Theres one thing in favour of shoes with Velcro fastenings to my way of thinking – they come undone really fast. I like it when I get quickly naked with him and shoes, well shoes with laces very often get in the way.
Forsaking silence and solitude we made it to the bedroom, just, without breaking anything. Except for one of our records that is. In two years I’d say it was the quickest he’s ever got into me.
………………
Do you know I am sure the sky was green as I drove home, coloured green I mean, like it was reflecting something. Worse the sea, the sea looked black, though why it should have I’ve no idea. Thankfully I didn’t spend too long looking at that.

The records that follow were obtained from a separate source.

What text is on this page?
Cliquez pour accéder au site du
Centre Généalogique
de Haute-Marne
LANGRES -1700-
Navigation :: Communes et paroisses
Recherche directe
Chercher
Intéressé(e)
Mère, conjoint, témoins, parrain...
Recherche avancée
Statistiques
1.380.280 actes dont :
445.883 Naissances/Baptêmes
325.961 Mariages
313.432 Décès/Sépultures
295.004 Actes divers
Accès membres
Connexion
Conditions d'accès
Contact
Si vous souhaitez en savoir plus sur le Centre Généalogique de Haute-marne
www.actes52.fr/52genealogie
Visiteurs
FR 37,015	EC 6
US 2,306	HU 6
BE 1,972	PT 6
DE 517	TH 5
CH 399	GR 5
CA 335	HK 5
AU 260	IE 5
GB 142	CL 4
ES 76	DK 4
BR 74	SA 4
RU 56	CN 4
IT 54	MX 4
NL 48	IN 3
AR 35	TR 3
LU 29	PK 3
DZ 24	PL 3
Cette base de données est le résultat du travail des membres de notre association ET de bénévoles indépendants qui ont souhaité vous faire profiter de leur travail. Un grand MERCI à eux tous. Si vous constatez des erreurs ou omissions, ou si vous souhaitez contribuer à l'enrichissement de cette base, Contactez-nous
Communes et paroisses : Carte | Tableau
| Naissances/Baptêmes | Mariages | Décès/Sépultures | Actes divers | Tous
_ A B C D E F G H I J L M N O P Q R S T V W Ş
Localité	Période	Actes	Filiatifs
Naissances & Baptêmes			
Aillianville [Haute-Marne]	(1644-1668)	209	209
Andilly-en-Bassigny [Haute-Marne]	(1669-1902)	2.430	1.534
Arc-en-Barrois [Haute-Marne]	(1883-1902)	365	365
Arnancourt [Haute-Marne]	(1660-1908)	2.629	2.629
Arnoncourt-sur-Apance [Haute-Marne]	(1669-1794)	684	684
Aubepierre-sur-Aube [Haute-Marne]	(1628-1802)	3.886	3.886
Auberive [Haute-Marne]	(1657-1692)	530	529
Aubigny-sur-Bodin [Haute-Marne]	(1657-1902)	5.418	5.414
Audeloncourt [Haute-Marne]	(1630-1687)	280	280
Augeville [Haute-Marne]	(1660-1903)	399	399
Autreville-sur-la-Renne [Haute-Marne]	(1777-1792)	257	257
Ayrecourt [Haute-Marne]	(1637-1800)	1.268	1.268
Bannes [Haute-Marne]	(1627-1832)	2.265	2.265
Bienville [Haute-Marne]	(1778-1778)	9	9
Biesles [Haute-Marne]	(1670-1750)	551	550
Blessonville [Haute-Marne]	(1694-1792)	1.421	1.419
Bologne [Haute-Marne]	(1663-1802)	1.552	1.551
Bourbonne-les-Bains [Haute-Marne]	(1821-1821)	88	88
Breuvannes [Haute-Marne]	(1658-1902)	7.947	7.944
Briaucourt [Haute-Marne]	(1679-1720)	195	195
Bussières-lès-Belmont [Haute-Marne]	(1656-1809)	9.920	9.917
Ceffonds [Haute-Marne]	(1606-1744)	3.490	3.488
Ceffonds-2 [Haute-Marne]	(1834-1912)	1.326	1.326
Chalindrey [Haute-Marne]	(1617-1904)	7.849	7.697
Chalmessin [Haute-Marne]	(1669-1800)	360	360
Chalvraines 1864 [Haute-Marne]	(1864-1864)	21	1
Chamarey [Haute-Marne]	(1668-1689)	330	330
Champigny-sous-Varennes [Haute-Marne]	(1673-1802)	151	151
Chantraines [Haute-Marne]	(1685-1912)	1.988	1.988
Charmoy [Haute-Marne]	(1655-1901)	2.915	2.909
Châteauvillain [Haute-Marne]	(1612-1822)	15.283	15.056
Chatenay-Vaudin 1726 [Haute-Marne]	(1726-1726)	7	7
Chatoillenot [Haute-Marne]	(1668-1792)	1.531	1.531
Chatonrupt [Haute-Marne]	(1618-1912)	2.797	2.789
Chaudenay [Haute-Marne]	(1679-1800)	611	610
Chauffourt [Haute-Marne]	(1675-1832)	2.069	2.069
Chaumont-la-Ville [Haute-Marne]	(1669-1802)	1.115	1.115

All those cars and caravans! Weekenders going home back to Lincs and Leics again, some no doubt right back to blooming Yorkshire. Sod off up the A1 I wanted to yell at them but didn’t. Instead, needing my peace and my open fields again I played one of Jule’s forgotten CDs, in solitude and with a no nonsense and a sense of grounding.
And having clattered across one bridge both ways earlier I clattered happily across another on the way home. Stevenson’s old iron railway bridge which now carries the road back to Norfolk at Cross Keys.
And this time for once I brought good feelings, both mental and physical, back here to Norfolk with me.
Now the sky’s dark and the sea too far away for me to see if it is still green and grey. My other lover greets me, makes me tea. She’s homely, a foil to all my failings and foibles, a darner of socks, a repairer of holes and the frayed edges of things. I don’t need to tell her, she can sense, can smell too, in all probability.
“Lot of traffic on the roads” I tell her “Holidaymakers going home……”
She nods. Theres no combustion, no violent explosions; sensibly I’d phoned her earlier, from Jule’s kitchen to tell her that I might be late.
High Explosive? Not her! But Julian?? Sometimes, when I am clever enough to light the touchpaper just right, he certainly is!
© Aahlu. 11pm Sunday 21st August 2011.